Avec l’intention de proposer une relecture visuelle des 82 gravures, je me suis demandé quel traitement leur infliger – et infliger au regardeur – pour les faire sortir des rayons confortables de l’histoire de l’art et leur rendre leur impact, pour réveiller leur pouvoir de révolte, pour faire renaître la puissance et l’efficacité de leur charge contre l’horreur de la guerre. Ma réponse tient en deux actes: le passage au négatif et la mise en pièces :
– Le passage au négatif. Le contenu des images ainsi inversées est difficile à lire. Sans effort, on voit parfois peu de choses. Il s’agit donc d’inviter le spectateur à se concentrer, à concentrer son regard. L’œuvre devient une énigme à résoudre, et l’acte de résolution permet l’accueil d’un sens enrichi. La soustraction invite à l’exploration, le moins offre du plus, la tension fait effet.

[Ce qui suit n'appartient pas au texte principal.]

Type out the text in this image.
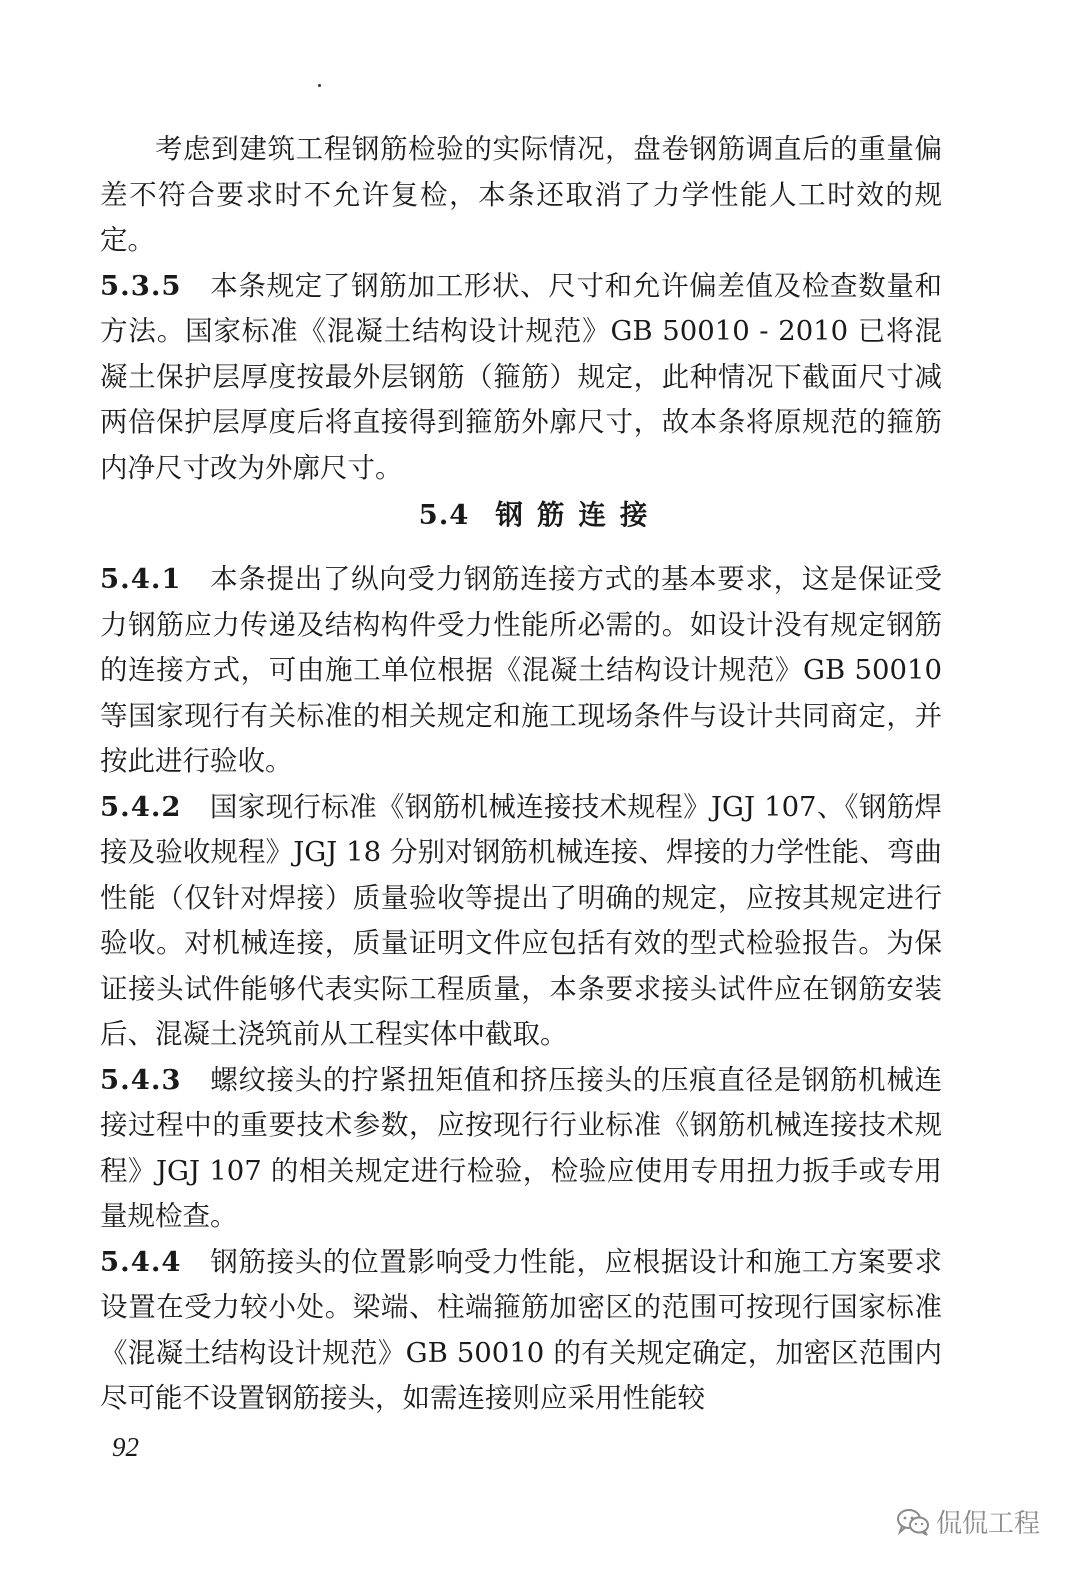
考虑到建筑工程钢筋检验的实际情况，盘卷钢筋调直后的重量偏差不符合要求时不允许复检，本条还取消了力学性能人工时效的规定。

5.3.5 本条规定了钢筋加工形状、尺寸和允许偏差值及检查数量和方法。国家标准《混凝土结构设计规范》GB 50010 - 2010 已将混凝土保护层厚度按最外层钢筋（箍筋）规定，此种情况下截面尺寸减两倍保护层厚度后将直接得到箍筋外廓尺寸，故本条将原规范的箍筋内净尺寸改为外廓尺寸。

5.4 钢筋连接

5.4.1 本条提出了纵向受力钢筋连接方式的基本要求，这是保证受力钢筋应力传递及结构构件受力性能所必需的。如设计没有规定钢筋的连接方式，可由施工单位根据《混凝土结构设计规范》GB 50010 等国家现行有关标准的相关规定和施工现场条件与设计共同商定，并按此进行验收。

5.4.2 国家现行标准《钢筋机械连接技术规程》JGJ 107、《钢筋焊接及验收规程》JGJ 18 分别对钢筋机械连接、焊接的力学性能、弯曲性能（仅针对焊接）质量验收等提出了明确的规定，应按其规定进行验收。对机械连接，质量证明文件应包括有效的型式检验报告。为保证接头试件能够代表实际工程质量，本条要求接头试件应在钢筋安装后、混凝土浇筑前从工程实体中截取。

5.4.3 螺纹接头的拧紧扭矩值和挤压接头的压痕直径是钢筋机械连接过程中的重要技术参数，应按现行行业标准《钢筋机械连接技术规程》JGJ 107 的相关规定进行检验，检验应使用专用扭力扳手或专用量规检查。

5.4.4 钢筋接头的位置影响受力性能，应根据设计和施工方案要求设置在受力较小处。梁端、柱端箍筋加密区的范围可按现行国家标准《混凝土结构设计规范》GB 50010 的有关规定确定，加密区范围内尽可能不设置钢筋接头，如需连接则应采用性能较

92
侃侃工程
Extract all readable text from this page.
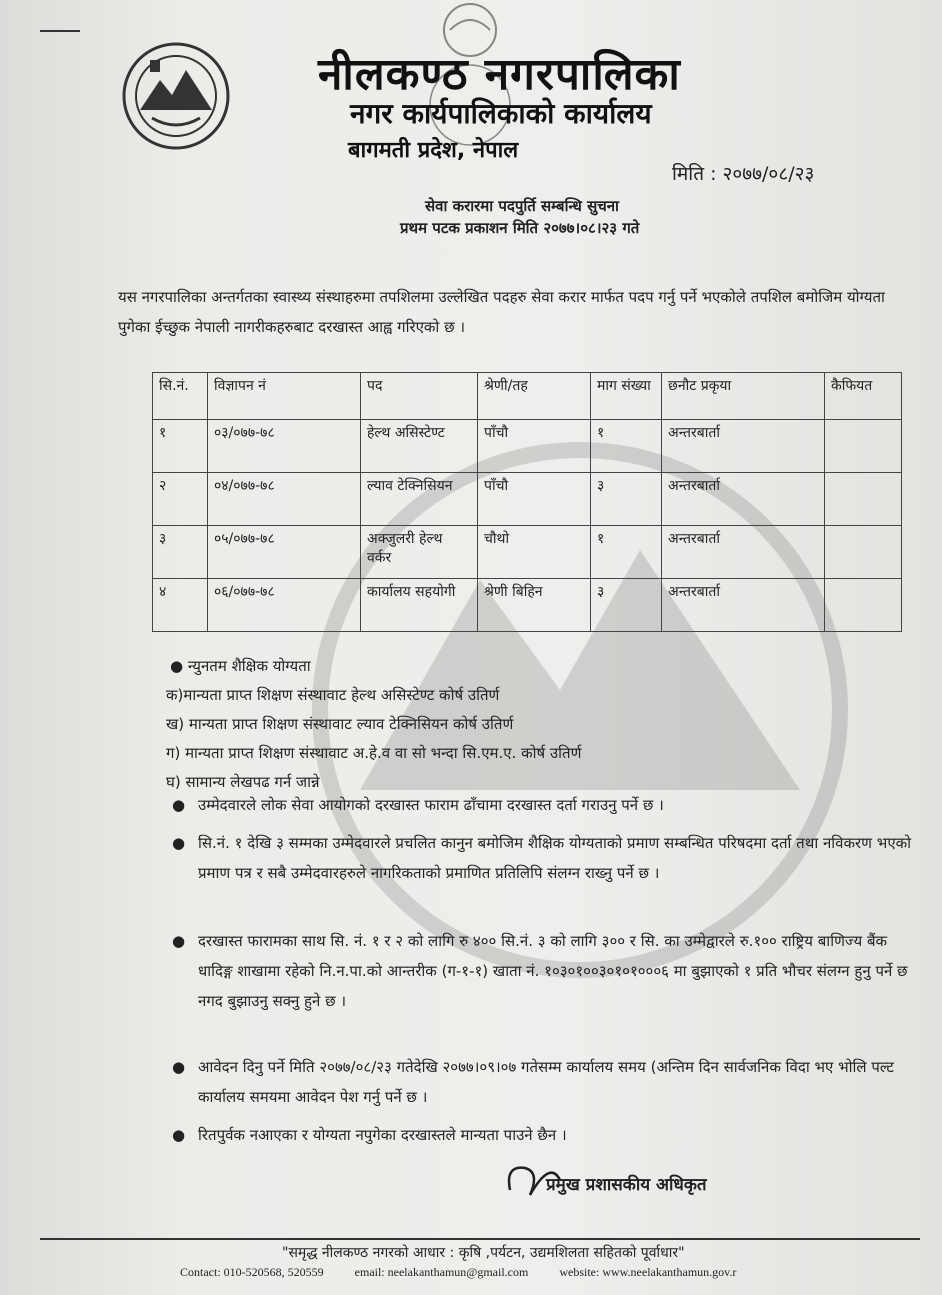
नीलकण्ठ नगरपालिका
नगर कार्यपालिकाको कार्यालय
बागमती प्रदेश, नेपाल
मिति : २०७७/०८/२३
सेवा करारमा पदपुर्ति सम्बन्धि सुचना
प्रथम पटक प्रकाशन मिति २०७७।०८।२३ गते
यस नगरपालिका अन्तर्गतका स्वास्थ्य संस्थाहरुमा तपशिलमा उल्लेखित पदहरु सेवा करार मार्फत पदप गर्नु पर्ने भएकोले तपशिल बमोजिम योग्यता पुगेका ईच्छुक नेपाली नागरीकहरुबाट दरखास्त आह्व गरिएको छ ।
सि.नं.	विज्ञापन नं	पद	श्रेणी/तह	माग संख्या	छनौट प्रकृया	कैफियत
१	०३/०७७-७८	हेल्थ असिस्टेण्ट	पाँचौ	१	अन्तरबार्ता	
२	०४/०७७-७८	ल्याव टेक्निसियन	पाँचौ	३	अन्तरबार्ता	
३	०५/०७७-७८	अक्जुलरी हेल्थ वर्कर	चौथो	१	अन्तरबार्ता	
४	०६/०७७-७८	कार्यालय सहयोगी	श्रेणी बिहिन	३	अन्तरबार्ता	
● न्युनतम शैक्षिक योग्यता
क)मान्यता प्राप्त शिक्षण संस्थावाट हेल्थ असिस्टेण्ट कोर्ष उतिर्ण
ख) मान्यता प्राप्त शिक्षण संस्थावाट ल्याव टेक्निसियन कोर्ष उतिर्ण
ग) मान्यता प्राप्त शिक्षण संस्थावाट अ.हे.व वा सो भन्दा सि.एम.ए. कोर्ष उतिर्ण
घ) सामान्य लेखपढ गर्न जान्ने
● उम्मेदवारले लोक सेवा आयोगको दरखास्त फाराम ढाँचामा दरखास्त दर्ता गराउनु पर्ने छ ।
● सि.नं. १ देखि ३ सम्मका उम्मेदवारले प्रचलित कानुन बमोजिम शैक्षिक योग्यताको प्रमाण सम्बन्धित परिषदमा दर्ता तथा नविकरण भएको प्रमाण पत्र र सबै उम्मेदवारहरुले नागरिकताको प्रमाणित प्रतिलिपि संलग्न राख्नु पर्ने छ ।
● दरखास्त फारामका साथ सि. नं. १ र २ को लागि रु ४०० सि.नं. ३ को लागि ३०० र सि. का उम्मेद्वारले रु.१०० राष्ट्रिय बाणिज्य बैंक धादिङ्ग शाखामा रहेको नि.न.पा.को आन्तरीक (ग-१-१) खाता नं. १०३०१००३०१०१०००६ मा बुझाएको १ प्रति भौचर संलग्न हुनु पर्ने छ नगद बुझाउनु सक्नु हुने छ ।
● आवेदन दिनु पर्ने मिति २०७७/०८/२३ गतेदेखि २०७७।०९।०७ गतेसम्म कार्यालय समय (अन्तिम दिन सार्वजनिक विदा भए भोलि पल्ट कार्यालय समयमा आवेदन पेश गर्नु पर्ने छ ।
● रितपुर्वक नआएका र योग्यता नपुगेका दरखास्तले मान्यता पाउने छैन ।
प्रमुख प्रशासकीय अधिकृत
"समृद्ध नीलकण्ठ नगरको आधार : कृषि ,पर्यटन, उद्यमशिलता सहितको पूर्वाधार"
Contact: 010-520568, 520559	email: neelakanthamun@gmail.com	website: www.neelakanthamun.gov.r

– La mise en pièces. Le geste est agressif : il s’agit de ne garder de chaque gravure qu’une mince bande verticale de rapport 3 sur 1. Pour sélectionner un détail, mais aussi pour faire une coupe, trancher, débiter l’œuvre originale afin de ne garder qu’une sorte de chute. De nouveau, il s’agit d’aller au plus par le moins, cette fois en allant au tout par la partie. A l’original par le reste. Au sens par le fragment.